I-Method

渋柿庵日乗 四


今日は成人式

2010年1月11日
 朝から船橋駅前で、和服姿の女性を大勢見かけたので、そうか、今日は成人式だとあらためて気付いた。天気はあまりよくない。成人式の日がくるたび、雨が降らないといいなと思いながら空を見上げる。雨の日に和服で歩くのは面倒だろうし、せっかくの和装に洋傘は合わない。でも一番心配なのは、和服の絹地が泥跳ねで汚れると、なかなかクリーニングが難しいこと。どうせ他人事なのに、なぜか毎年、空を見てしまう。
 幼いころ、母が私塾の裁縫所をやっていて、自宅に何十人も生徒が通ってきていたので、特別に勉強したわけではないが、和服にはなんとなくなじんできた。それで和服を着ている人をみると、つい「ああ、これは手絞りだな」とか、「ああ、これは紬(つむぎ)だな」とか、余計なことを思ってしまう。
 デパートに買い物に行っても、このごろは仕立ての悪い服が増えたのが、とても気になる。とくにレディースはひどい。いい加減に裁断して、柄合わせも考えずに縫い合わせたくらいならまだいいほうで、布地の縦糸と横糸の張りの違いを考えないで、縦と横をでたらめに縫製すると、着心地が悪いし、すぐに型崩れして着られなくなる。縁かがりのないカットソーなどはもっと悲しくて、3回も着るとバラバラに解体してしまう。おなかの中心で身頃(みごろ)を縦に縫い合わせたワンピースなんかは、食べ過ぎたら縫い目が割れてたいへんなことになる。
 中国製はよくない、やっぱりメイドインジャパンだと言うが、仕立てに関しては、むしろメイドインチャイナのほうがずっといい。たぶん知識のある人がちゃんと指導しているのだと思う。日本の縫製工場には指導者がいないのか、それとも指導しても無視されているのか、まともな仕立てができない。それに若手のデザイナーは布地や仕立てのことまで勉強していないのかと疑ってしまう。
 日本の戦後の復興が、繊維産業から始まったことを知らない人はいないと思う。

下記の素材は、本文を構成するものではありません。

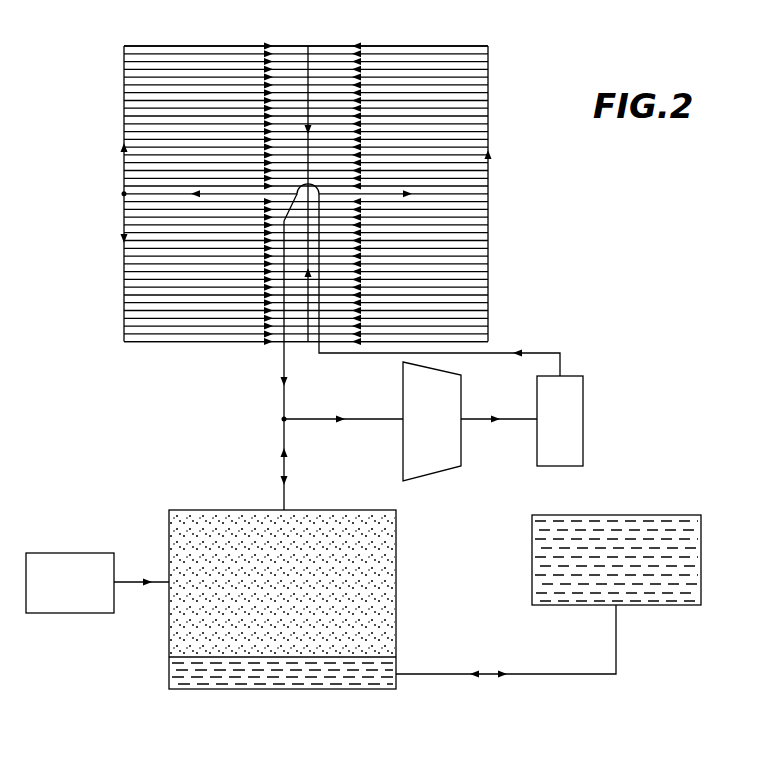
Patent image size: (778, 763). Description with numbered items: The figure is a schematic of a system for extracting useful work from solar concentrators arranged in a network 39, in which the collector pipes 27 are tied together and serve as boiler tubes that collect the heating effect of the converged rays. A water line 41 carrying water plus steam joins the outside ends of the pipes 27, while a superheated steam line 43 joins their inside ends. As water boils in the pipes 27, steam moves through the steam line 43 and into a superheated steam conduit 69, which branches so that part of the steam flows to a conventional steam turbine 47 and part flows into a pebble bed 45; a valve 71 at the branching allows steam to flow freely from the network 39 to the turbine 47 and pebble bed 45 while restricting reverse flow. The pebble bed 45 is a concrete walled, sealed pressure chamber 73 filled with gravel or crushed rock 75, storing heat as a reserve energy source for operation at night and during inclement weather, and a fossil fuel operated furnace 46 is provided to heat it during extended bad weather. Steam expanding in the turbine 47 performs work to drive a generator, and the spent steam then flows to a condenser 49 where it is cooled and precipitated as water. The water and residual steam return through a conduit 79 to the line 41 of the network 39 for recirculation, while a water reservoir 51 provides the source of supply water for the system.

The collector pipe 27 is at (486, 80).
The network 39 is at (104, 173).
The water line 41 is at (488, 194).
The superheated steam line 43 is at (306, 50).
The pebble bed 45 is at (242, 498).
The fossil fuel operated furnace 46 is at (71, 607).
The steam turbine 47 is at (450, 453).
The condenser 49 is at (577, 452).
The water reservoir 51 is at (702, 551).
The superheated steam conduit 69 is at (283, 370).
The valve 71 is at (283, 419).
The pressure chamber 73 is at (396, 584).
The crushed rock 75 is at (190, 540).
The conduit 79 is at (536, 354).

繊維で稼いだ外貨で、鉄鋼石を買い、トランジスタを開発し、そして最後にはコンピュータ産業や自動車産業へとつながっていった。
 アパレルというのは、生活に一番密着した産業だし、伝統的なものから国際的なものまで、デザインのバラエティーは車や家電の比ではなく、国民の文化レベルを一番反映する産業だ。それがこのていたらくでは、なんだか他の分野のメイドインジャパンの未来まで心配になる。